XIIIe s. Tornée lor est la cheance Du dé en perte et mescheance, Hist. de France en vers à la suite du roman de Fauvel, ms. n° 6812, f° 72, dans LACURNE, au mot dé. Fors que Gentillesce sa fille, Cousine a prochaine cheance [a chance prochaine pour sa cousine], Tant la tient fortune en balance, la Rose, 6592. Nus deicier ne puet ne ne doit fere ne achater dez ploumez, quelque chance que il doinent [donnent], de quoi qu'il soient ploumez, soit de vif ou de plons, Livre des mét. 182.

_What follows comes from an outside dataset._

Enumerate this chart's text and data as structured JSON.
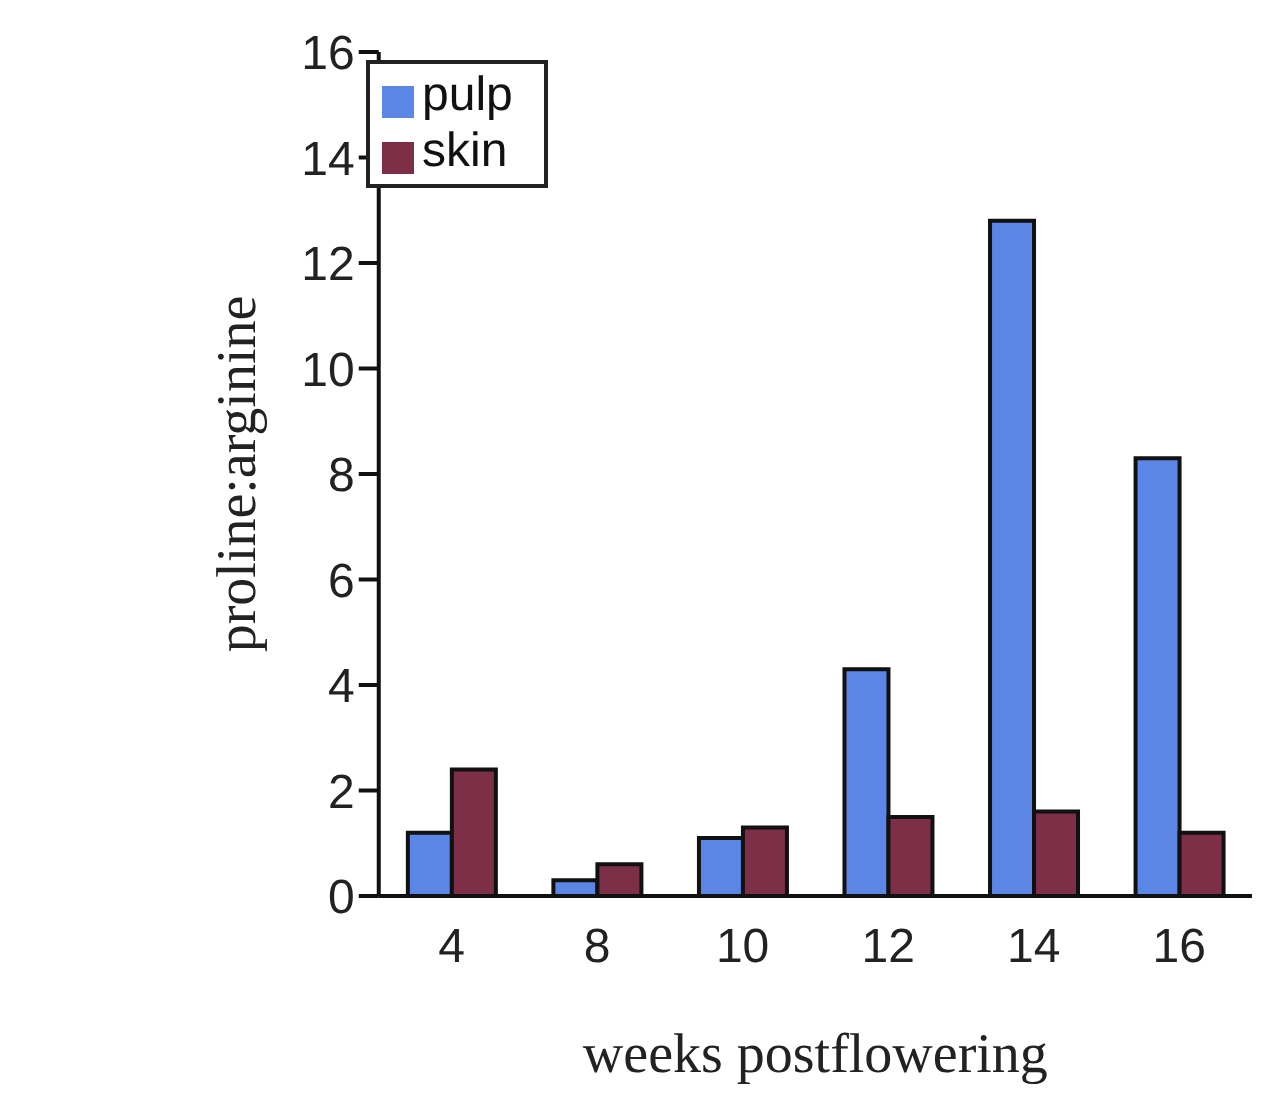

XIVe s. … Point de plus vaillant homme, Ne qui plus de victores, pour vigueur, pour cheance, Heüst [eût] : quar douze fois [il] vainquit le roi de France, Girart de Ross. V. 278.

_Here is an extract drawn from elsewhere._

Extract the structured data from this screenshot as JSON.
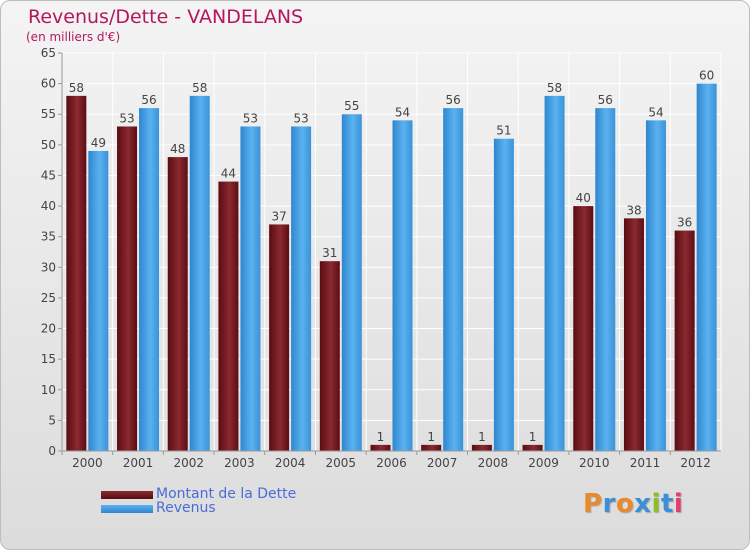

XVe s. Quand il cognoist qu'en hasart gist sa chance, Orléans, Rondeau, p. 288.

XVIe s. Je pose sus le bout de la table en mon cabinet tous les sacs du deffendeur, et lui livre chance premierement [je jette les dés pour lui], Rabelais, Pant. III, 37. Là [il] jouoyt à la blanche, à la chance à trois dez, à la table…, Rabelais, Garg. I, 22. Maintenant la chance est tellement tournée, qu'ils sont devenus cousins des rois et des empereurs, Calvin, Instit. 919. J'aime mieulx me resouldre à quelque party que ce soit, aprez que la chance est livrée [le sort jeté, l'affaire engagée], Montaigne, III, 47. Mais si la chance tourne…, Montaigne, IV, 53. Ce fut lui qui livra de chance [donna le signal, commença], en criant, haut les bras, D'Aubigné, Hist. II, 393. Ce petit combat livra de chance, et resveilla les uns et les autres à la guerre, de laquelle on doutoit auparavant, D'Aubigné, ib. II, 433. Il avoit le jour precedent gaigné six mille escus à la chance à trois dez, Carloix, III, 20. J'ay joué comme aux dés mon cœur et mes amours ; Arriere bien ou mal, la chance en est jettée, Ronsard, 229. Il n'est chance qui ne retourne, Leroux de Lincy, Prov. t. II, 314.

ÉTYMOLOGIE

Picard, cince ; anc. franç. cheance, du part. cheant, de choir. Provenç. cazensa ; ital. cadenza ; bas-lat. cadentia, du latin cadens, tombant, de cadere, choir (voy. CHOIR) ; comparez CADENCE.